You can download the form from the IRS Web site, www.irs.gov;
it includes instructions and an explanation of how the installment
agreement works.
You
will need to pay late payment penalties and interest, and
generally there is an administrative fee of up to $105.
Before you sign any papers, you should do some number crunching–and
maybe even get some advice from a tax adviser–to be sure
that this indeed the best and most financially
sensible way for you to deal with the problem.
There’s
a larger problem that an owner in this situation needs to
deal with: how to avoid being in the same predicament in
the future. The first thing an owner needs to do is figure
out what went wrong, and this might best be accomplished
with some professional help.
Often,
the problem is that an owner doesn’t have a good handle
on the company’s cash flow. In that case, he or she needs
to set up a better accounting system, or get someone to
help them keep track of their finances.
Equally
common is an owner just doesn’t set aside money for taxes.

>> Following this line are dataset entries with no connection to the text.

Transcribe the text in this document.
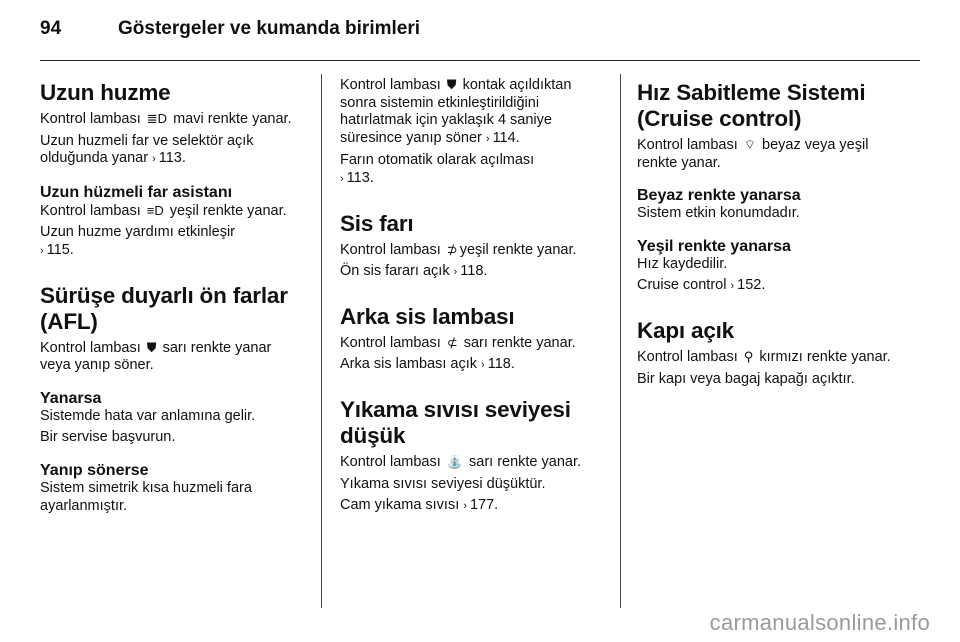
94	Göstergeler ve kumanda birimleri
Uzun huzme

Kontrol lambası ≣D mavi renkte yanar.

Uzun huzmeli far ve selektör açık olduğunda yanar › 113.

Uzun hüzmeli far asistanı

Kontrol lambası ≡D yeşil renkte yanar.

Uzun huzme yardımı etkinleşir
› 115.

Sürüşe duyarlı ön farlar (AFL)

Kontrol lambası ⛊ sarı renkte yanar veya yanıp söner.

Yanarsa

Sistemde hata var anlamına gelir.

Bir servise başvurun.

Yanıp sönerse

Sistem simetrik kısa huzmeli fara ayarlanmıştır.

Kontrol lambası ⛊ kontak açıldıktan sonra sistemin etkinleştirildiğini hatırlatmak için yaklaşık 4 saniye süresince yanıp söner › 114.

Farın otomatik olarak açılması
› 113.

Sis farı

Kontrol lambası ⊅ yeşil renkte yanar.

Ön sis fararı açık › 118.

Arka sis lambası

Kontrol lambası ⊄ sarı renkte yanar.

Arka sis lambası açık › 118.

Yıkama sıvısı seviyesi düşük

Kontrol lambası ⛲ sarı renkte yanar.

Yıkama sıvısı seviyesi düşüktür.

Cam yıkama sıvısı › 177.

Hız Sabitleme Sistemi (Cruise control)

Kontrol lambası ⌔ beyaz veya yeşil renkte yanar.

Beyaz renkte yanarsa

Sistem etkin konumdadır.

Yeşil renkte yanarsa

Hız kaydedilir.

Cruise control › 152.

Kapı açık

Kontrol lambası ⚲ kırmızı renkte yanar.

Bir kapı veya bagaj kapağı açıktır.

carmanualsonline.info
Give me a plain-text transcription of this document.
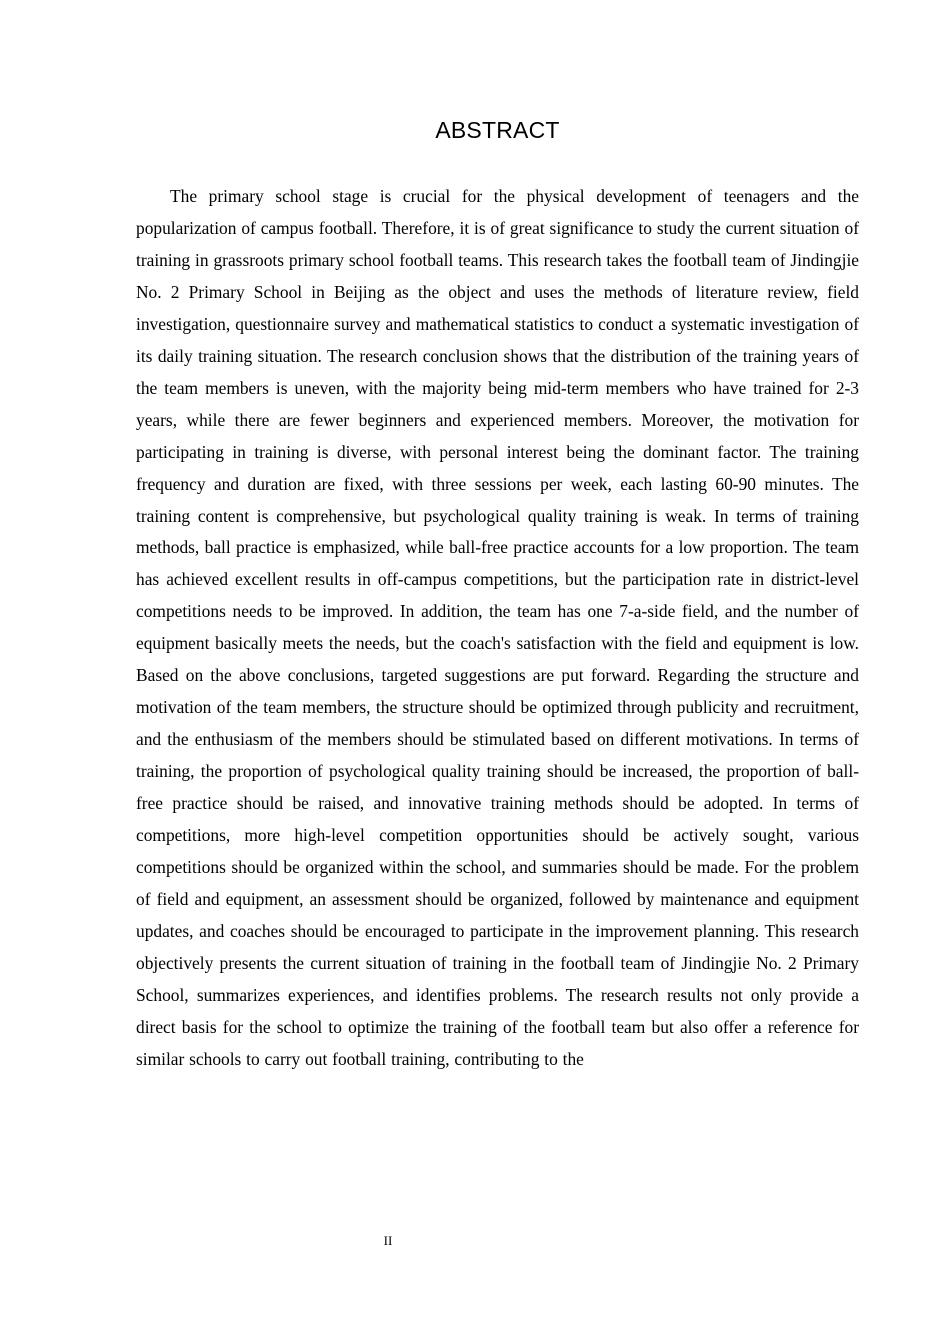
ABSTRACT

The primary school stage is crucial for the physical development of teenagers and the popularization of campus football. Therefore, it is of great significance to study the current situation of training in grassroots primary school football teams. This research takes the football team of Jindingjie No. 2 Primary School in Beijing as the object and uses the methods of literature review, field investigation, questionnaire survey and mathematical statistics to conduct a systematic investigation of its daily training situation. The research conclusion shows that the distribution of the training years of the team members is uneven, with the majority being mid-term members who have trained for 2-3 years, while there are fewer beginners and experienced members. Moreover, the motivation for participating in training is diverse, with personal interest being the dominant factor. The training frequency and duration are fixed, with three sessions per week, each lasting 60-90 minutes. The training content is comprehensive, but psychological quality training is weak. In terms of training methods, ball practice is emphasized, while ball-free practice accounts for a low proportion. The team has achieved excellent results in off-campus competitions, but the participation rate in district-level competitions needs to be improved. In addition, the team has one 7-a-side field, and the number of equipment basically meets the needs, but the coach's satisfaction with the field and equipment is low. Based on the above conclusions, targeted suggestions are put forward. Regarding the structure and motivation of the team members, the structure should be optimized through publicity and recruitment, and the enthusiasm of the members should be stimulated based on different motivations. In terms of training, the proportion of psychological quality training should be increased, the proportion of ball-free practice should be raised, and innovative training methods should be adopted. In terms of competitions, more high-level competition opportunities should be actively sought, various competitions should be organized within the school, and summaries should be made. For the problem of field and equipment, an assessment should be organized, followed by maintenance and equipment updates, and coaches should be encouraged to participate in the improvement planning. This research objectively presents the current situation of training in the football team of Jindingjie No. 2 Primary School, summarizes experiences, and identifies problems. The research results not only provide a direct basis for the school to optimize the training of the football team but also offer a reference for similar schools to carry out football training, contributing to the

II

Weltman suggested owners set up a tax account, which is
an interest‑bearing account separate from business
or personal accounts,
and deposit money there so it’ll be available at tax time.
While
a tax account can help any business, Weltman noted that
people whose business is freelancing can be especially vulnerable
to tax money shortfalls if they don’t set aside some of
their earnings for taxes.
“They
take money in, collect a fee like $1,000 and look at it
like it’s money to spend,” she said. “Put 25 percent of
it away automatically so the money will be there.”